Lymphoma Survivor Has First Successful Ovarian Tissue Transplant

Ann Dauer played a major role in a medical advance. Her baby, due in the next few days, will mark the first successful birth after an ovarian tissue transplant in North America and only the second in the world. For the 33-year-old Dauer, the birth brings to a happy end a long journey during which she endured contradictory diagnoses, months of cancer treatment and the uncertainty of whether she and her husband, Greg, would enjoy a family.

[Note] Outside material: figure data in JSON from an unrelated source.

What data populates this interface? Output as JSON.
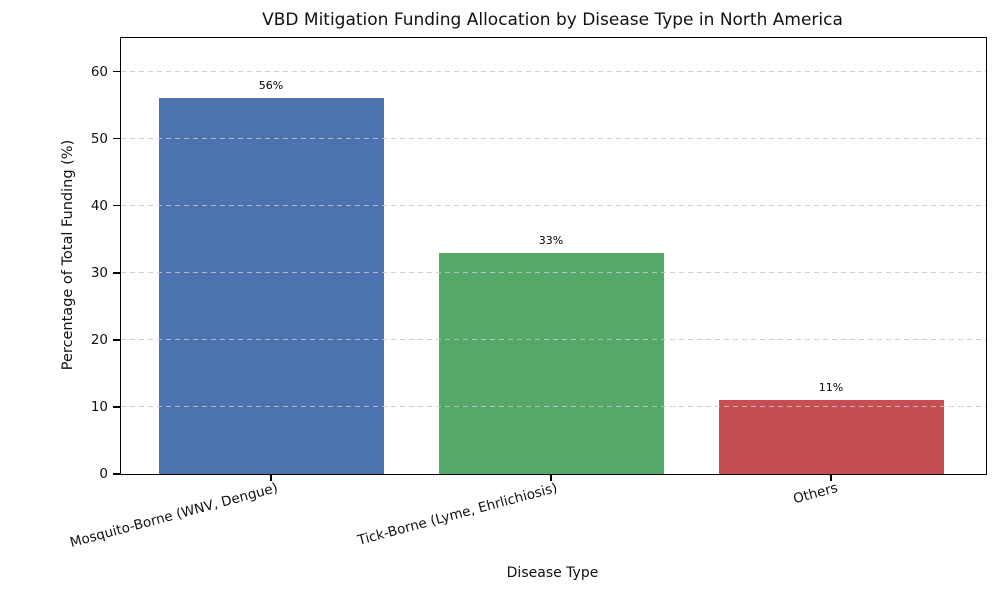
{
  "chart_data": {
    "type": "bar",
    "title": "VBD Mitigation Funding Allocation by Disease Type in North America",
    "xlabel": "Disease Type",
    "ylabel": "Percentage of Total Funding (%)",
    "categories": [
      "Mosquito-Borne (WNV, Dengue)",
      "Tick-Borne (Lyme, Ehrlichiosis)",
      "Others"
    ],
    "values": [
      56,
      33,
      11
    ],
    "value_labels": [
      "56%",
      "33%",
      "11%"
    ],
    "bar_colors": [
      "#4C72B0",
      "#55A868",
      "#C44E52"
    ],
    "ylim": [
      0,
      65
    ],
    "yticks": [
      0,
      10,
      20,
      30,
      40,
      50,
      60
    ],
    "grid": {
      "axis": "y",
      "style": "dashed",
      "color": "#c9c9c9",
      "above_bars": true
    },
    "legend_position": "none",
    "background_color": "#ffffff"
  }
}
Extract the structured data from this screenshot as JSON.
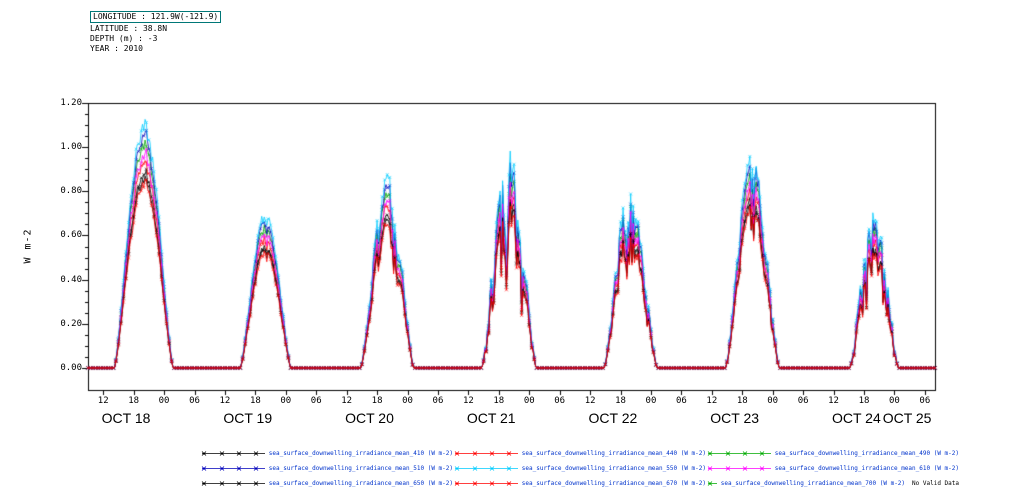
{
  "header": {
    "lines": [
      "LONGITUDE : 121.9W(-121.9)",
      "LATITUDE : 38.8N",
      "DEPTH (m) : -3",
      "YEAR : 2010"
    ]
  },
  "chart_data": {
    "type": "line",
    "title": "",
    "ylabel": "W m-2",
    "ylim": [
      -0.1,
      1.2
    ],
    "yticks": [
      0.0,
      0.2,
      0.4,
      0.6,
      0.8,
      1.0,
      1.2
    ],
    "x_range_hours": [
      9,
      176
    ],
    "x_unit": "hour of day (ticks every 6 h), 2010",
    "xticks": [
      12,
      18,
      24,
      30,
      36,
      42,
      48,
      54,
      60,
      66,
      72,
      78,
      84,
      90,
      96,
      102,
      108,
      114,
      120,
      126,
      132,
      138,
      144,
      150,
      156,
      162,
      168,
      174
    ],
    "x_tick_labels": [
      "12",
      "18",
      "00",
      "06",
      "12",
      "18",
      "00",
      "06",
      "12",
      "18",
      "00",
      "06",
      "12",
      "18",
      "00",
      "06",
      "12",
      "18",
      "00",
      "06",
      "12",
      "18",
      "00",
      "06",
      "12",
      "18",
      "00",
      "06"
    ],
    "date_labels": [
      "OCT 18",
      "OCT 19",
      "OCT 20",
      "OCT 21",
      "OCT 22",
      "OCT 23",
      "OCT 24",
      "OCT 25"
    ],
    "date_positions_hours": [
      16.5,
      40.5,
      64.5,
      88.5,
      112.5,
      136.5,
      160.5,
      170.5
    ],
    "solar_noon_hour": 20,
    "day_peaks": [
      1.12,
      0.7,
      0.86,
      0.97,
      0.85,
      0.96,
      0.7
    ],
    "day_half_width_hours": [
      5.8,
      5.0,
      5.2,
      5.4,
      5.2,
      5.3,
      4.8
    ],
    "day_cloudiness": [
      0.06,
      0.12,
      0.3,
      0.55,
      0.45,
      0.35,
      0.55
    ],
    "seed": 7,
    "grid": false,
    "legend_position": "bottom",
    "legend_text_color": "#0033cc",
    "series": [
      {
        "label": "sea_surface_downwelling_irradiance_mean_410 (W m-2)",
        "color": "#000000",
        "scale": 0.8
      },
      {
        "label": "sea_surface_downwelling_irradiance_mean_440 (W m-2)",
        "color": "#ff0000",
        "scale": 0.85
      },
      {
        "label": "sea_surface_downwelling_irradiance_mean_490 (W m-2)",
        "color": "#00aa00",
        "scale": 0.92
      },
      {
        "label": "sea_surface_downwelling_irradiance_mean_510 (W m-2)",
        "color": "#0000bb",
        "scale": 0.96
      },
      {
        "label": "sea_surface_downwelling_irradiance_mean_550 (W m-2)",
        "color": "#00ccff",
        "scale": 1.0
      },
      {
        "label": "sea_surface_downwelling_irradiance_mean_610 (W m-2)",
        "color": "#ff00ff",
        "scale": 0.88
      },
      {
        "label": "sea_surface_downwelling_irradiance_mean_650 (W m-2)",
        "color": "#000000",
        "scale": 0.78
      },
      {
        "label": "sea_surface_downwelling_irradiance_mean_670 (W m-2)",
        "color": "#ff0000",
        "scale": 0.76
      },
      {
        "label": "sea_surface_downwelling_irradiance_mean_700 (W m-2)",
        "color": "#00aa00",
        "scale": 0,
        "no_data": true,
        "note": "No Valid Data"
      }
    ]
  }
}
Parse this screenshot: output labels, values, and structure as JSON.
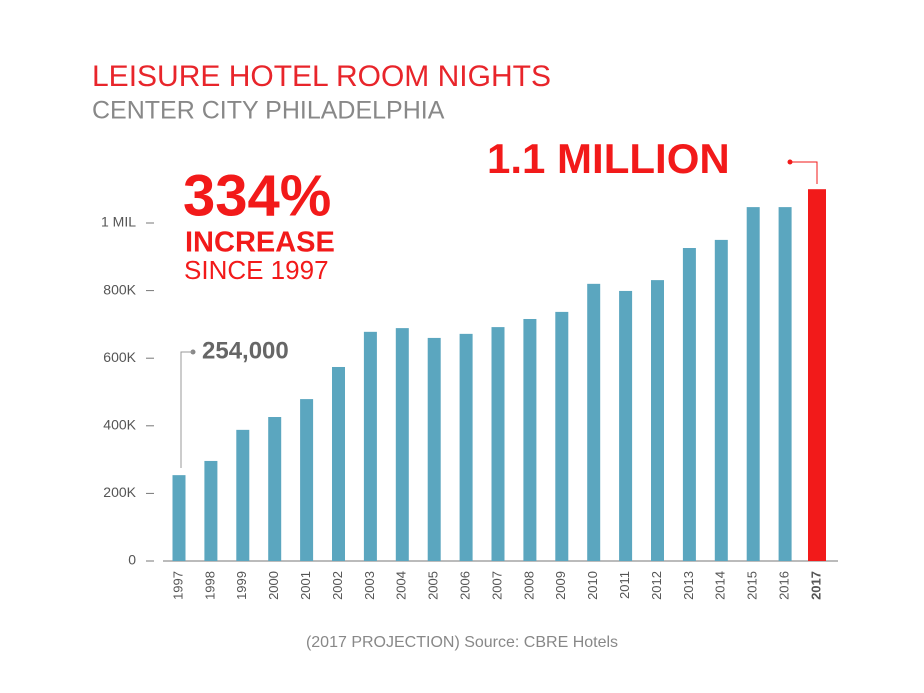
{
  "chart_data": {
    "type": "bar",
    "title": "LEISURE HOTEL ROOM NIGHTS",
    "subtitle": "CENTER CITY PHILADELPHIA",
    "annotations": [
      "334%",
      "INCREASE",
      "SINCE 1997",
      "254,000",
      "1.1 MILLION"
    ],
    "footnote": "(2017 PROJECTION) Source: CBRE Hotels",
    "categories": [
      "1997",
      "1998",
      "1999",
      "2000",
      "2001",
      "2002",
      "2003",
      "2004",
      "2005",
      "2006",
      "2007",
      "2008",
      "2009",
      "2010",
      "2011",
      "2012",
      "2013",
      "2014",
      "2015",
      "2016",
      "2017"
    ],
    "values": [
      254000,
      296000,
      388000,
      426000,
      479000,
      574000,
      678000,
      689000,
      660000,
      672000,
      692000,
      716000,
      737000,
      820000,
      799000,
      831000,
      926000,
      950000,
      1047000,
      1047000,
      1100000
    ],
    "colors": [
      "#5ba6bf",
      "#5ba6bf",
      "#5ba6bf",
      "#5ba6bf",
      "#5ba6bf",
      "#5ba6bf",
      "#5ba6bf",
      "#5ba6bf",
      "#5ba6bf",
      "#5ba6bf",
      "#5ba6bf",
      "#5ba6bf",
      "#5ba6bf",
      "#5ba6bf",
      "#5ba6bf",
      "#5ba6bf",
      "#5ba6bf",
      "#5ba6bf",
      "#5ba6bf",
      "#5ba6bf",
      "#f21a1a"
    ],
    "ylim": [
      0,
      1100000
    ],
    "yticks": [
      0,
      {
        "value": 200000,
        "label": "200K"
      },
      {
        "value": 400000,
        "label": "400K"
      },
      {
        "value": 600000,
        "label": "600K"
      },
      {
        "value": 800000,
        "label": "800K"
      },
      {
        "value": 1000000,
        "label": "1 MIL"
      }
    ],
    "grid": false
  }
}
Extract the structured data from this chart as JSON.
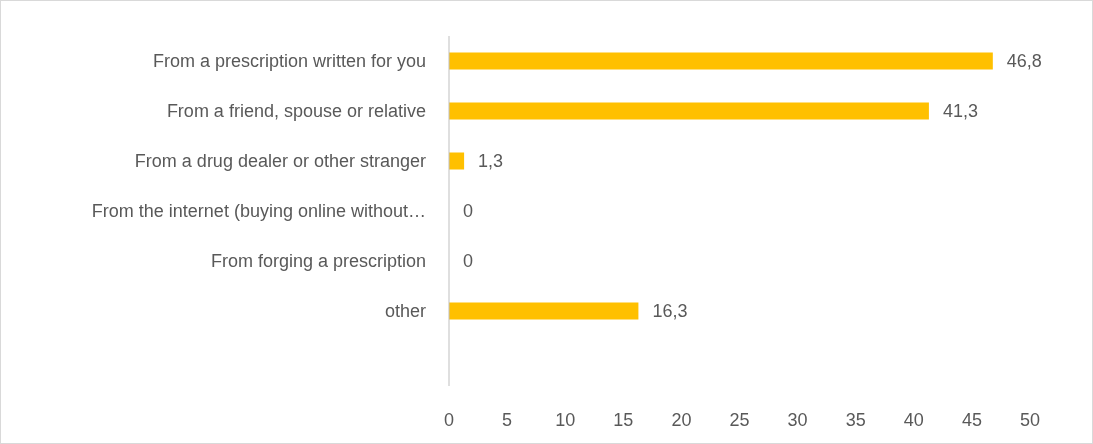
{
  "chart_data": {
    "type": "bar",
    "orientation": "horizontal",
    "categories": [
      "From a prescription written for you",
      "From a friend, spouse or relative",
      "From a drug dealer or other stranger",
      "From the internet (buying online without…",
      "From forging a prescription",
      "other"
    ],
    "values": [
      46.8,
      41.3,
      1.3,
      0,
      0,
      16.3
    ],
    "value_labels": [
      "46,8",
      "41,3",
      "1,3",
      "0",
      "0",
      "16,3"
    ],
    "color": "#ffc000",
    "xlim": [
      0,
      50
    ],
    "xticks": [
      0,
      5,
      10,
      15,
      20,
      25,
      30,
      35,
      40,
      45,
      50
    ],
    "grid": false
  }
}
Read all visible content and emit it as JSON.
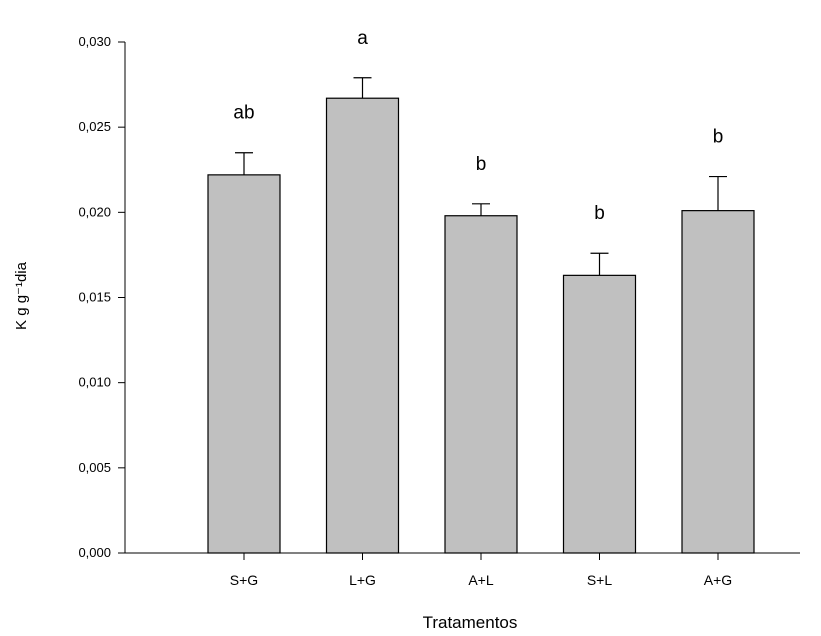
{
  "chart_data": {
    "type": "bar",
    "title": "",
    "xlabel": "Tratamentos",
    "ylabel": "K g g⁻¹dia",
    "categories": [
      "S+G",
      "L+G",
      "A+L",
      "S+L",
      "A+G"
    ],
    "values": [
      0.0222,
      0.0267,
      0.0198,
      0.0163,
      0.0201
    ],
    "errors": [
      0.0013,
      0.0012,
      0.0007,
      0.0013,
      0.002
    ],
    "significance_letters": [
      "ab",
      "a",
      "b",
      "b",
      "b"
    ],
    "ylim": [
      0,
      0.03
    ],
    "yticks": [
      0.0,
      0.005,
      0.01,
      0.015,
      0.02,
      0.025,
      0.03
    ],
    "ytick_labels": [
      "0,000",
      "0,005",
      "0,010",
      "0,015",
      "0,020",
      "0,025",
      "0,030"
    ],
    "grid": false,
    "legend": "none",
    "colors": {
      "bar_fill": "#c0c0c0",
      "bar_stroke": "#000000",
      "axis": "#000000"
    }
  }
}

Dauer was diagnosed with Hodgkin's lymphoma in early 2001. Doctors talked optimistically about a recovery, but when Dauer was scanned for tumors in January 2002 with the expectation that none would be present, it was clear she was not in remission. The cancer seemed to be growing quickly. Dauer visited Memorial Sloan-Kettering Cancer Center in New York where physicians found that she suffered from a rare combination of Hodgkin's and non-Hodgkin's lymphomas.

The outlook wasn't great. There was a 25 percent chance of beating the condition. The recommended treatment, a stem-cell transplant from cells harvested from her own bone marrow combined with chemotherapy, carried a 10 percent chance of death and would leave her unable to have children. Since she didn't have time for egg harvest, the ovary preservation was the only option.